感覚の支援から根拠ある支援へ 平戸祐生園生活支援副部長 小川寿

毎月の法人内研修が始まって、1年8カ月が経過しました。講師は長崎国際大人間社会学部の久田貴幸先生です。初年度は座学中心でしたが、今年度はそこに新たな変化を加えました。
当施設では福祉未経験で入職する職員が少なくありません。これまで“感覚”や“経験則”に頼る場面もありましたが、より確かな支援には根拠に基づく専門性が欠かせません。それを補うため、“実践”を研修に盛り込むことにしました。昨春、法人の3園から研修委員を決めてそれぞれの園の課題を抽出。その課題を解決するにはどのような実践研修がいいのかを、久田先生と一緒に検討を重ねました。そうして形になったのが昨年9月からの研修です。
1月に実施した実践研修「移動・移乗の介護~立ち上がりの基本~」。まず、解剖学・運動学に基づく「立ち上がり動作」の仕組みや、具体的な介助技術について説明があり、「点」ではなく「面」で支える重要性を学びました。また、「どう介助するか」ではなく「どう介助してほしいか」という視点、つまり介助される側の立場に立つ大切さを実感しました。

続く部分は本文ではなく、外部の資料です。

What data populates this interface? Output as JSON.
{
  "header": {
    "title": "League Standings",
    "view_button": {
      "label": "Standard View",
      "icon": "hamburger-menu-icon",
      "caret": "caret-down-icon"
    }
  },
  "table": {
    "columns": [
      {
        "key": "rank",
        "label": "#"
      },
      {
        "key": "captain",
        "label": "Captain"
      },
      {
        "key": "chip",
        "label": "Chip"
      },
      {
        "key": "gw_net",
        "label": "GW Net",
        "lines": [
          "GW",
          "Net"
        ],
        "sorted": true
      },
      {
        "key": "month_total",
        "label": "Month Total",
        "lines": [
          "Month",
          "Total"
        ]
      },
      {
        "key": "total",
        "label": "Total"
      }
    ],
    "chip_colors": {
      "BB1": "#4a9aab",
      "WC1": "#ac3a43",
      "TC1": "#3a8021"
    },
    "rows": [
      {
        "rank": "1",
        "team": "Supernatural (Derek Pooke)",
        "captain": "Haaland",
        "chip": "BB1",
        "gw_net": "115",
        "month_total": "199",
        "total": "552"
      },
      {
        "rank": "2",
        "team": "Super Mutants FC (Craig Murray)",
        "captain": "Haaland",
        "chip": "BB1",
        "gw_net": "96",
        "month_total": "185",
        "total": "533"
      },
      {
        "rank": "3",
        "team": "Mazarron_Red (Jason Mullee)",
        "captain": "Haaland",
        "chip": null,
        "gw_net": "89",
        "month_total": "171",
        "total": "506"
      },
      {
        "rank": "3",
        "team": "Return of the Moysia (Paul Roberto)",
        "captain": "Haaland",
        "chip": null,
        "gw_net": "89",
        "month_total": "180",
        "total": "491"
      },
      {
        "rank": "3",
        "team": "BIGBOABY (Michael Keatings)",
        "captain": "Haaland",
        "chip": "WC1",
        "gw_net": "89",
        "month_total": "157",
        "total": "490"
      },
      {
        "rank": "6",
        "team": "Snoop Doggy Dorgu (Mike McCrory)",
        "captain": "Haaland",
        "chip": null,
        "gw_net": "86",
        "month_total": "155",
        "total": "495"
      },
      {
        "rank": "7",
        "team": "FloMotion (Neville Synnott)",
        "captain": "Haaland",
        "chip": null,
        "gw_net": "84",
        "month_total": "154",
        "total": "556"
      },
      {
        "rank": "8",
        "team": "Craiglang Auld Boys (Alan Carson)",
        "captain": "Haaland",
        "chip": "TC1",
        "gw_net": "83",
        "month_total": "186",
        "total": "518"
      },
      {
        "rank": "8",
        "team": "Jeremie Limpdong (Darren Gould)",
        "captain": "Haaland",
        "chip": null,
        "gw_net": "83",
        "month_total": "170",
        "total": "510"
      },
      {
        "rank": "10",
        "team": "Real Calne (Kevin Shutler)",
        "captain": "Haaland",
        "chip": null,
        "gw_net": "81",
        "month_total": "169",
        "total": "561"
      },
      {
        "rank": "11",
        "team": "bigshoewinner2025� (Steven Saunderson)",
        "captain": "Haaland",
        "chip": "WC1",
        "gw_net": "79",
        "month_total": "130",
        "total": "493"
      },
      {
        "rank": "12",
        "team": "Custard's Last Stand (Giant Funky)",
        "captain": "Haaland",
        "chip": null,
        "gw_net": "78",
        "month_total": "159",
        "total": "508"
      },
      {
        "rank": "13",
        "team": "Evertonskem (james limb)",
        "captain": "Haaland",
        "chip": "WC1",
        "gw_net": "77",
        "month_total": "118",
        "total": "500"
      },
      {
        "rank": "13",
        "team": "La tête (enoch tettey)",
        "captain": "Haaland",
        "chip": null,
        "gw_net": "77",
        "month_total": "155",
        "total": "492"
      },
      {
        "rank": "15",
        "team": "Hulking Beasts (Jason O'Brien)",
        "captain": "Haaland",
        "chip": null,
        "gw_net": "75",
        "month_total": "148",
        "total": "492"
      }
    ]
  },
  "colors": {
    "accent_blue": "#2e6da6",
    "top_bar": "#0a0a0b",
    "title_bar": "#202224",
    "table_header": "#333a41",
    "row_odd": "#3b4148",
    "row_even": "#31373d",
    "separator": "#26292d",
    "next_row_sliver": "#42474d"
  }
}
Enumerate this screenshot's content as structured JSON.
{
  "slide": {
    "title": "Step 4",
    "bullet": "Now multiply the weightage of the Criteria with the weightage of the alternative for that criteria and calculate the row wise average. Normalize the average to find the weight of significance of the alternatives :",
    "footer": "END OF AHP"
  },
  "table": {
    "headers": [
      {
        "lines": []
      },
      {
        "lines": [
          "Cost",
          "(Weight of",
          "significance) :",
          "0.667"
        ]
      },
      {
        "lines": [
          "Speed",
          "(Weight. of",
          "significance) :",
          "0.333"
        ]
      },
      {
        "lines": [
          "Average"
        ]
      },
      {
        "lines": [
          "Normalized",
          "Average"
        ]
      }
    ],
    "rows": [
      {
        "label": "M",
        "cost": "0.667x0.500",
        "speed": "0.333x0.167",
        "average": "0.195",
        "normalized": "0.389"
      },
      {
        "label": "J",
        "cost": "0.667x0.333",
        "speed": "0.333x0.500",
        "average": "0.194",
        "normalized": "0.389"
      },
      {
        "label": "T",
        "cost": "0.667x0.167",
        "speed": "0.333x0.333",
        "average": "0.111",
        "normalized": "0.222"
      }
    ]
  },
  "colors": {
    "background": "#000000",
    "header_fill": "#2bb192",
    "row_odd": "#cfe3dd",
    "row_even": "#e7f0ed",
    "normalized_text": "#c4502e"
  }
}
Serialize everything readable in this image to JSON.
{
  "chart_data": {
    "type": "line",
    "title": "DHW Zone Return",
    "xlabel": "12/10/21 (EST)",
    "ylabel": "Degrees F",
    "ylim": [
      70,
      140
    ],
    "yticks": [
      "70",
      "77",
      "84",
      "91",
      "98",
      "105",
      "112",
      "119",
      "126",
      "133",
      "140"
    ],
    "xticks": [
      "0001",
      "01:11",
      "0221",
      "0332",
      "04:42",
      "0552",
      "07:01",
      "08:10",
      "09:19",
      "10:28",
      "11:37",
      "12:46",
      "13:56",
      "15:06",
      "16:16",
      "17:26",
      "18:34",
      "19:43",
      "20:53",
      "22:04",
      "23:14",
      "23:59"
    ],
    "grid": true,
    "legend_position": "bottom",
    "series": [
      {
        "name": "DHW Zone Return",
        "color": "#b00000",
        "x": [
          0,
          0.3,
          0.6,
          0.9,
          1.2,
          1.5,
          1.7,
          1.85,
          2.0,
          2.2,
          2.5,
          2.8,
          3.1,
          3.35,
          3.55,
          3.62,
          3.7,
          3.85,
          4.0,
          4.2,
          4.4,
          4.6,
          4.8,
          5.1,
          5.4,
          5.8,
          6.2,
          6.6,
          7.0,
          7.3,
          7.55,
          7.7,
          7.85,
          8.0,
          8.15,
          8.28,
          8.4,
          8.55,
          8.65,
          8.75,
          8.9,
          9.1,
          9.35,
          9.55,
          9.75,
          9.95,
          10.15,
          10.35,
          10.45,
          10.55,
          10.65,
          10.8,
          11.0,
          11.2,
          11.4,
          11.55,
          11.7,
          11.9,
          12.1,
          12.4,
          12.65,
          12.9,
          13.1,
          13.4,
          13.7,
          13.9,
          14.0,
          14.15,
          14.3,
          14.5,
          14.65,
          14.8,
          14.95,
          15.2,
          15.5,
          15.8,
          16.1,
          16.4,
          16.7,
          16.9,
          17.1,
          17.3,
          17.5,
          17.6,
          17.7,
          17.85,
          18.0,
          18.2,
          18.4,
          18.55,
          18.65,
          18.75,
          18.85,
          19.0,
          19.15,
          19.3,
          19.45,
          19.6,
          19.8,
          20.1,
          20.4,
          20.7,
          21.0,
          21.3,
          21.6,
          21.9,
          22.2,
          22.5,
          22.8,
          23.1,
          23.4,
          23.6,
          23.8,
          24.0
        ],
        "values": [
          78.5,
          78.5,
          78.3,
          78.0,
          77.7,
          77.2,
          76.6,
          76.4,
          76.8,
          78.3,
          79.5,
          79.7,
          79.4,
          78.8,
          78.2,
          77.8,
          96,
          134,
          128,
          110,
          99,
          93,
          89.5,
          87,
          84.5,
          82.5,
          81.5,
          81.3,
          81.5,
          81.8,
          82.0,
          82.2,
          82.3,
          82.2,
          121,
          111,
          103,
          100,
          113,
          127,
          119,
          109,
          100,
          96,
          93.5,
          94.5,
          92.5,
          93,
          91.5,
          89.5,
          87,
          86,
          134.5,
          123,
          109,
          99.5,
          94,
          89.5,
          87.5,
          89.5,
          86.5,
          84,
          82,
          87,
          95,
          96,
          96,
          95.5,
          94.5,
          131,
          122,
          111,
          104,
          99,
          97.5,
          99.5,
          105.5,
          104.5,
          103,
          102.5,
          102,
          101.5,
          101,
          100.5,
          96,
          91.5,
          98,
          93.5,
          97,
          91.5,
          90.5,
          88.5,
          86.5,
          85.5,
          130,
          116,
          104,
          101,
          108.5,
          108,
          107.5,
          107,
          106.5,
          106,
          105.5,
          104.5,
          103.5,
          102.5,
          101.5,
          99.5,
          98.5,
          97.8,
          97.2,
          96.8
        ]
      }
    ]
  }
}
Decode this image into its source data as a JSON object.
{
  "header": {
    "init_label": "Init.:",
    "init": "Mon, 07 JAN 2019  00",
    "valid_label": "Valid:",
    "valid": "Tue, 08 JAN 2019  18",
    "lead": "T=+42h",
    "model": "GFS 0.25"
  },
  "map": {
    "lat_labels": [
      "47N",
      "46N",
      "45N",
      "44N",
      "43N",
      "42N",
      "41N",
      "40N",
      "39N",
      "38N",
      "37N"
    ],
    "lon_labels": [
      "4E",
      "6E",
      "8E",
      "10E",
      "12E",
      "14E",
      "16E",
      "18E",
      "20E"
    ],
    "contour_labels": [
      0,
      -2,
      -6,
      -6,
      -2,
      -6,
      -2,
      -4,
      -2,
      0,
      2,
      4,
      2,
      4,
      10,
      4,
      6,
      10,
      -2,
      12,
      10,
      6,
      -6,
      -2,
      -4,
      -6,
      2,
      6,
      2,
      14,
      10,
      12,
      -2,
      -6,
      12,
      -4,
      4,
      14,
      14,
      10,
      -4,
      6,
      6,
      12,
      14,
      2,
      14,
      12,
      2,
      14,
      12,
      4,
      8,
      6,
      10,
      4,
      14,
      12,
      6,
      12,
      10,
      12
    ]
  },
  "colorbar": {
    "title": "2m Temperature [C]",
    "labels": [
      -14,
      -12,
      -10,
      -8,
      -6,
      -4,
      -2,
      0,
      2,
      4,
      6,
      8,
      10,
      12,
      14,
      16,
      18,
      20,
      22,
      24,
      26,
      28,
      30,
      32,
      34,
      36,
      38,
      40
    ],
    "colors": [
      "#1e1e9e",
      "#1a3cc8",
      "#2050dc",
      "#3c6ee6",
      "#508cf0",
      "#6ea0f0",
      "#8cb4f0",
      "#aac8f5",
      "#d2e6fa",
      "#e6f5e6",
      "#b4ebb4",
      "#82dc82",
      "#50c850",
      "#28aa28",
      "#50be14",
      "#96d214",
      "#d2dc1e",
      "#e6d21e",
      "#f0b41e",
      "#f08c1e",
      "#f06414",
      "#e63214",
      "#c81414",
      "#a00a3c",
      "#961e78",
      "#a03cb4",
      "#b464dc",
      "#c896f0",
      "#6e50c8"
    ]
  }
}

その後は職員同士で実際に床のマットを使って、立ち上がり動作のメカニズムを確認しました。介助される側の視点に立つと、楽に立ち上がらせてくれる職員、そうでない職員の違いがよくわかって貴重な実践の学びとなりました。

実践研修を重ねるたびに職員の意識と知識が高まる姿を見ると、研修を作るやり甲斐を感じます。現場の要望を取り入れて柔軟にご対応いただいている久田先生には感謝しかありません。研修で得た知識や視点を日々の支援に生かし、感性だけに頼らない「根拠ある支援」へつなげることが、研修委員である私の課題であり目標です。今後もより良い支援を提供できるよう学びを積み重ねていきたいと思います。